Preisjury: Jennifer Chert (Galerie ChertLüdde, Berlin), Matilda Felix (Haus Coburg | Städtische Galerie Delmenhorst), Christoph Platz-Gallus (Kunstverein Hannover), Edit Molnár (Haus für Medienkunst, Oldenburg) und András Siebold (Kampnagel, Hamburg).
Vorschlagsjury: Kathrin Bentele (Kunstverein für die Rheinlande und Westfalen, Düsseldorf), Carina Bukuts und Liberty Adrien (Portikus, Frankfurt a.M.), Gürsoy Doğtaş (Kunsthistoriker und freier Kurator), Susanne Keichel (Hochschule für Grafik und Buchkunst, Leipzig) und Chus Martínez (Hochschule für Gestaltung und Kunst FHNW, Basel).

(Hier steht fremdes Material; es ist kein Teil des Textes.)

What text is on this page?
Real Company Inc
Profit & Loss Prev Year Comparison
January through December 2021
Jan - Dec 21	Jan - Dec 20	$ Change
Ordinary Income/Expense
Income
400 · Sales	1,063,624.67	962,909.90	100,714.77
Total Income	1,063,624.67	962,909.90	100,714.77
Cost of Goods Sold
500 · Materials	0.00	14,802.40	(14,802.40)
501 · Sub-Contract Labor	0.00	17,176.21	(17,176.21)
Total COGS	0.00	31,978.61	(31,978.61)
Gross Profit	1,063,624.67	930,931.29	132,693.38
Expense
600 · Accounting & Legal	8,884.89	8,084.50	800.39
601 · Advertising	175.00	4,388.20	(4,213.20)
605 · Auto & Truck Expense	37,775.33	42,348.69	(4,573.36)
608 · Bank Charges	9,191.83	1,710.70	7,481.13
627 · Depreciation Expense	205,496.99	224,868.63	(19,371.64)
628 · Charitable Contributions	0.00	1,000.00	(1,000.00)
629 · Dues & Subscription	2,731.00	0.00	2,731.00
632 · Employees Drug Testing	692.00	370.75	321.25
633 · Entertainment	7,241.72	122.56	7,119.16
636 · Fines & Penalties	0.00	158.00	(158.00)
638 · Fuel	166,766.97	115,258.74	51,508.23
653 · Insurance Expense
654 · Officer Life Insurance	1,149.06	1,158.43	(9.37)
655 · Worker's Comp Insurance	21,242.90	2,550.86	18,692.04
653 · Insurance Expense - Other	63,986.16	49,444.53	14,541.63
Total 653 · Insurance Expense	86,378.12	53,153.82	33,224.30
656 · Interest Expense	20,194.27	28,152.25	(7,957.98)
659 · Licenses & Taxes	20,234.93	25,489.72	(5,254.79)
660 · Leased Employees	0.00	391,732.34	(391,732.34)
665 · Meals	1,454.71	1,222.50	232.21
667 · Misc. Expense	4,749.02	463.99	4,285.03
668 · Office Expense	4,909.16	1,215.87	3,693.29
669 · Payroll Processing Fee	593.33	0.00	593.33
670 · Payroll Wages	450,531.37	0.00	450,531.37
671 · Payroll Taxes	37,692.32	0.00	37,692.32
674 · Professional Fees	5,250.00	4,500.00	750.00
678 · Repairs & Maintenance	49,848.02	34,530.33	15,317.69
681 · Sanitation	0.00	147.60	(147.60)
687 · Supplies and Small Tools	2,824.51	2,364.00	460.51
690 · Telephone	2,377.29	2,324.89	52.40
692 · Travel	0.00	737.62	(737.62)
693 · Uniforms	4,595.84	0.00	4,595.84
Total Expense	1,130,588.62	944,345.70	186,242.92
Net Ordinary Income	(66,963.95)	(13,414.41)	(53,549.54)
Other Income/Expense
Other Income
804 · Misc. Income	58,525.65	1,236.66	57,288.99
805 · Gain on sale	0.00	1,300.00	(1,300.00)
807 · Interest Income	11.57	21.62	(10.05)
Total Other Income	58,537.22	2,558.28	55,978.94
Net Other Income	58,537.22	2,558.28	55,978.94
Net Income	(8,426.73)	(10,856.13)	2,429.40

Für den Kunstpreis Delmenhorst 2025 nominiert waren: Noa und Lara Castro Lema, Corç George Demir, Rashiyah Elanga, Yuchu Gao, Golnaz Hosseini, Ludwig Kuffer, Tomás Maglione, Vanessa Amoah Opoku, Clarita Maria Phiri-Beierdörffer, Chloe-Rose Purcell, Arisa Purkpong, Fynn Ribbeck, Robin Stretz, Leonardo Bürgi Tenorio und Florin Weber.
Unser besonderer Dank geht an die Förderer für ihr großzügiges Engagement. Allen nominierten Künstler:innen und den Fachjurys danken wir herzlich für ihre Teilnahme.